When state legislatures determine how to proceed with granting more access to charter schools, they need to be privy to both sides of the argument in order to make sure new charter schools can hold up to the scrutiny. The states are attempting to do just that, and are coming at the issue from a plethora of angles.
For example a bill proposed in New Jersey would allow parents to create petitions that would facilate the transition of a traditional public school into a charter school, if it contained the signatures of over 50 percent of the eligible households. Mississippi has a bill to counter just that. SB 2189 would “prohibit conversion of private or parochial schools to public charter schools.” In Indiana, the legislature has passed a bill that splits the difference between the two previous bills. HB 1338 stipulates that an existing public school can be converted into a charter school, but only if over half the parents sign the petition and the public school has been rated in the two lowest achievement categories in the state for at least two consecutive years. However, in that bill, the governing body that oversaw the public school would have to be removed the school remained in the lowest categories for four consecutive years.
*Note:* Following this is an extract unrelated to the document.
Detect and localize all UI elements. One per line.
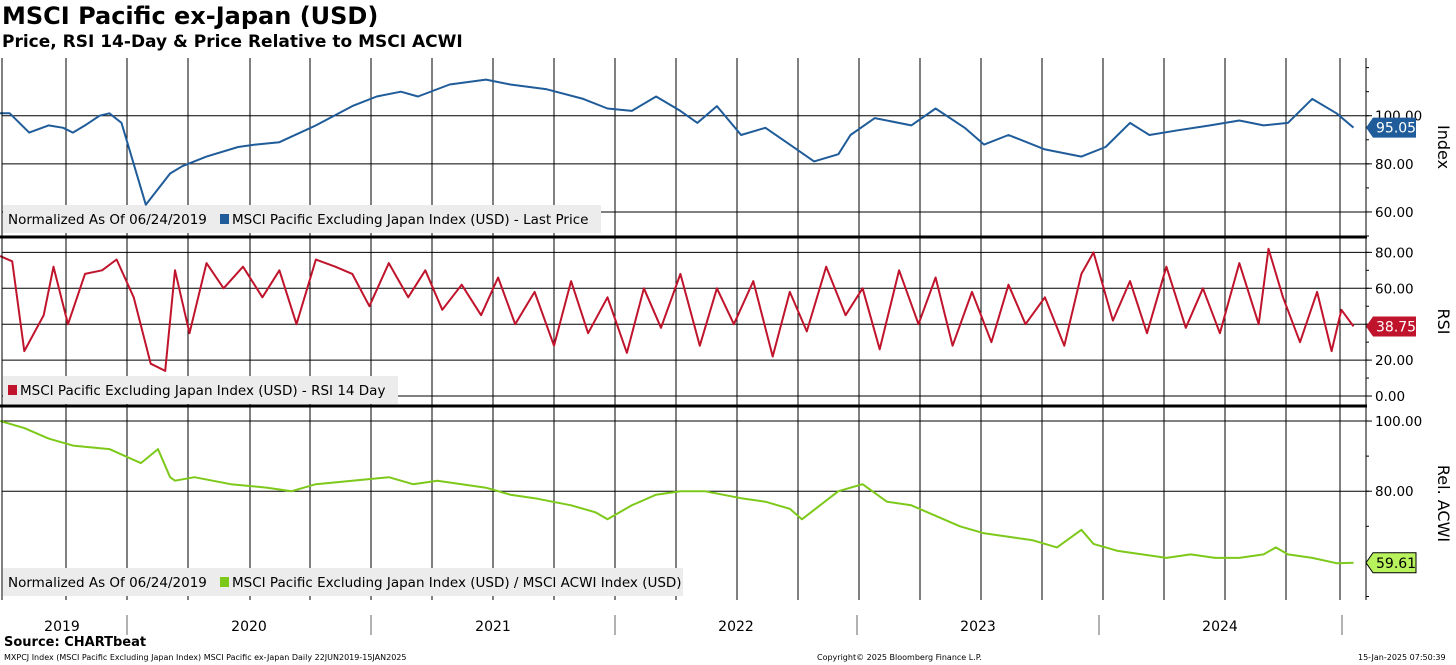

The massive uptick in creation and enrollment in charter schools have provided new obstacles as to how education should be administered. Even with over 5,000 charter schools created since 1994, there are still large waiting lists to be granted admission into these schools. As movies like Waiting for Superman have shown that missing admittance into charter schools can be devastating for the morale of a student, but perhaps contrary to popular opinion, it may not be inherently a bad option to continue enrollment in public school. Regardless, it will be up to administrators and legislators to create a system that can mitigate the devastation of failing schools, while incentivizing schools that can overcome the obstacles that have plagued other low-performing ones.